What physics could be applied to accelerate a person from zero to 8000 m/s if you want to: a) Minimize the time, and b) Not kill or hospitalize them? My thoughts on this are that you would:

*

*Immerse the person facing forwards in a neutral buoyancy fluid,

*Slew the acceleration up and down just enough to avoid shock waves in their body,

*Increase air pressure in their lungs during acceleration to prevent their lungs from collapsing,

*Train and/or prepare the person in some way to better survive the high gees.

*Directly support their bones, which are denser, with many temporarily implanted "cradles" of thin high-strength fiber. These fibers would be detached and pulled out after launch, like stitches.

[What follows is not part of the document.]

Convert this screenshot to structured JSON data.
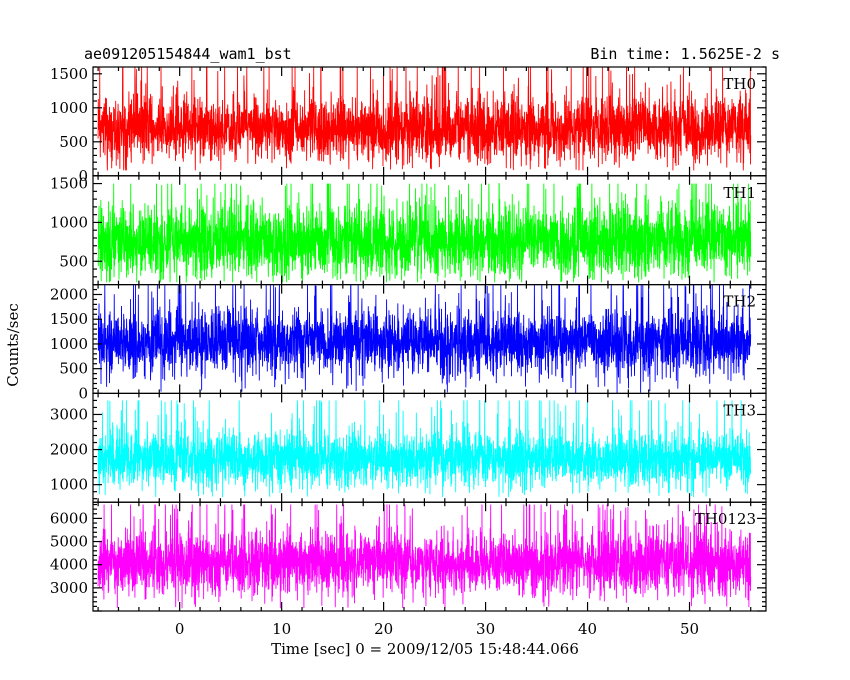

Let's assume that some bruising, small punctures that will heal, and passing out would be considered acceptable. Slow recovery, hospitalization, organ damage, or adverse long-term health effects would not be ok.
What kind of acceleration times might be possible?
(Note: $t=8000/a$, and $d=0.5at^2$. For example, if $a=400m/s^2, t=20s$ and $d=80km$)
Any thoughts on where laws of physics and limits human physiology place a hard limit on what is possible? Are there any specific hard-to-avoid ways that brief-but-intense acceleration will damage the human body?
 A: The pseudonymous James S.A.Corey addresses this pretty well:  To survive the accelerations possible with the Epstein Drive,  the characters have to inject special fluids to pressure-balance.
Yes, I know that's SciFi.  My point is that you cannot exceed certain accelerations regardless of the external (to the human body) conditions.  You have to do what is essentially SciFi "magic" to keep the various internal organs at a matching pressure to that created by the acceleration.  Scuba divers do this to some extent by breathing pressurized air; depressurization doesn't work perfectly.
I'm aware of the "G-suits" that fighter pilots and the like use, but those primarily ensure that blood doesn't pool in extremities, thus avoiding blackouts due to lack of blood in the cranium.  That's a different issue.
A: See this article. The human body is capable of withstanding several $G$'s of acceleration for a brief period, but prolonged high acceleration will be fatal. In fact, to be comfortable, $1G$ is about all you can do.
To get to $8000m/s$ at $1G$ acceleration, you need about $800$ seconds.